Pageviews last month

Sunday, June 20, 2010

And So It Ends...

The last episode of the Tudors ends with Henry's approaching death and his view of himself as
king.  He stands before Holbein's great portrait in the chapel and sees his life flash before him.  His death is not seen, but foretold by his dream of a pale horse with death as a rider coming for him.  For those of you not familiar with the symbolism death rides a pale horse when he rides with the four horsemen of the apocalypse.  The pale horse is just yet another of Hirst's beautiful use of imagery and symbolism in this epic series.  He used it before when Anne Boleyn was executed.  There was a flash of swans and feathers as she died.  Swans are said to burst into song before dying, thus the term "Swan Song" to describe the end of something.  Crows or ravens also flew from the top of the tower after she died.  Crows are said to carry the souls of the dead to the other side.  Hirst is truly an amazing writer and director.

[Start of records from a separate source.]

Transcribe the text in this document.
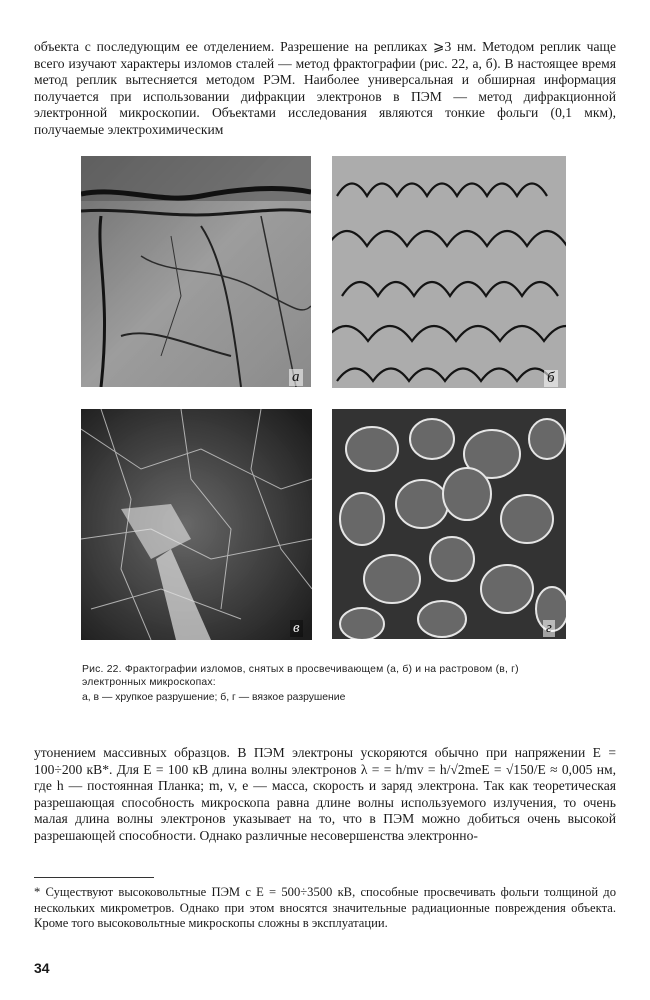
объекта с последующим ее отделением. Разрешение на репликах ⩾3 нм. Методом реплик чаще всего изучают характеры изломов сталей — метод фрактографии (рис. 22, а, б). В настоящее время метод реплик вытесняется методом РЭМ. Наиболее универсальная и обширная информация получается при использовании дифракции электронов в ПЭМ — метод дифракционной электронной микроскопии. Объектами исследования являются тонкие фольги (0,1 мкм), получаемые электрохимическим

а	б
в	г
Рис. 22. Фрактографии изломов, снятых в просвечивающем (а, б) и на растровом (в, г) электронных микроскопах:
а, в — хрупкое разрушение; б, г — вязкое разрушение

утонением массивных образцов. В ПЭМ электроны ускоряются обычно при напряжении E = 100÷200 кВ*. Для E = 100 кВ длина волны электронов λ = = h/mv = h/√2meE = √150/E ≈ 0,005 нм, где h — постоянная Планка; m, v, e — масса, скорость и заряд электрона. Так как теоретическая разрешающая способность микроскопа равна длине волны используемого излучения, то очень малая длина волны электронов указывает на то, что в ПЭМ можно добиться очень высокой разрешающей способности. Однако различные несовершенства электронно-

* Существуют высоковольтные ПЭМ с E = 500÷3500 кВ, способные просвечивать фольги толщиной до нескольких микрометров. Однако при этом вносятся значительные радиационные повреждения объекта. Кроме того высоковольтные микроскопы сложны в эксплуатации.

34
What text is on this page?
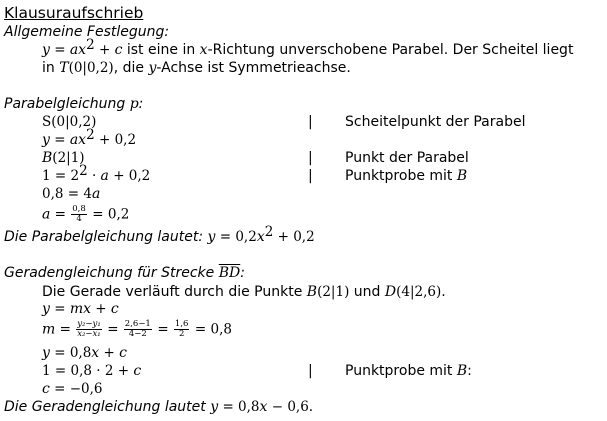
Klausuraufschrieb
Allgemeine Festlegung:
$y = ax^2 + c$ ist eine in x-Richtung unverschobene Parabel. Der Scheitel liegt
in T(0|0,2), die y-Achse ist Symmetrieachse.
Parabelgleichung p:
S(0|0,2)	| Scheitelpunkt der Parabel
$y = ax^2 + 0,2$
B(2|1)	| Punkt der Parabel
$1 = 2^2 \cdot a + 0,2$	| Punktprobe mit B
0,8 = 4a
$a = \frac{0,8}{4} = 0,2$
Die Parabelgleichung lautet: $y = 0,2x^2 + 0,2$
Geradengleichung für Strecke $\overline{BD}$:
Die Gerade verläuft durch die Punkte B(2|1) und D(4|2,6).
y = mx + c
$m = \frac{\text{y₂−y₁}}{\text{x₂−x₁}} = \frac{2,6-1}{4-2} = \frac{1,6}{2} = 0,8$
y = 0,8x + c
1 = 0,8 · 2 + c	| Punktprobe mit B:
c = −0,6
Die Geradengleichung lautet y = 0,8x − 0,6.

The other fabulous thing about tonight's episode were the visits Henry received from three of his four dead wives.  Katherine of Aragon came first.  She chided him for being cruel to their daughter Mary and for not allowing her to marry and become a mother.  She also told him that she was his true wife in the eyes of God when she was alive and still was.  Needless to say, he was not happy about this, but I liked that she got that barb in one final time.

Anne Boleyn came next.  She appeared to him in the night as he was preparing for sleep.  He appears to be preparing some sort of tincture no doubt for his health, but one must wonder if he thinks he is losing his mind.  He asks her why she has come and she says to see her daughter.  She tells Henry she is so proud of her, how clever she is, how strong, how beautiful.  She asks Henry if he is proud and he admits that yes, indeed he is but that he cannot always love her because she reminds him too much of Anne and what she did to him.  Anne is shocked and replies that she did nothing to him, that she was innocent and the accusations against her were false.  Then she looks at him and says "I thought you knew."  It is not clear if he knew or not, but he does now.  She also tells him that poor Catherine Howard lies in the ground next to her and that what happened to her was not her fault either.  Anne looks at Henry almost with pity, but she still has that amazing strength that will not allow her to give in to the emotion.  He turns and speaks her name and asks her not to go, but she is gone.  He had not spoken her name in years.  He is left to live with the fact that he killed an innocent woman, a woman he dearly loved, and that he never got the chance to apologize, which he does not deserve.  Let him die with the guilt.

Jane Seymour is the last to appear and she tells him that all of his coddling of Edward has killed him.  He will die young and he never lived much of a life shut away from the world.  Henry is devastated by the news and turns away from his most beloved wife.  He then orders his council to bury him next to her.  Guess he really didn't have any choice since he either divorced or executed all of his other wives that were no longer alive and he knew his current wife would outlive him.

Hirst also did an amazing job of directing the cast.  Princess Mary stands strong with her hands clasped as her mother always did.  She has that backbone of steel they both inherited from Isabella of Castile.  Elisabeth though is truly amazing.  She has her mother's dignity and that way of thrusting her chin forward and holding her head high when she hears news that is not to her liking that Natalie Dormer as Anne perfected.  The gestures of these two actresses are so similar that they really appear to be mother and daughter.  A truly amazing series has come to an end.  It goes out while a pale horse approaches from behind.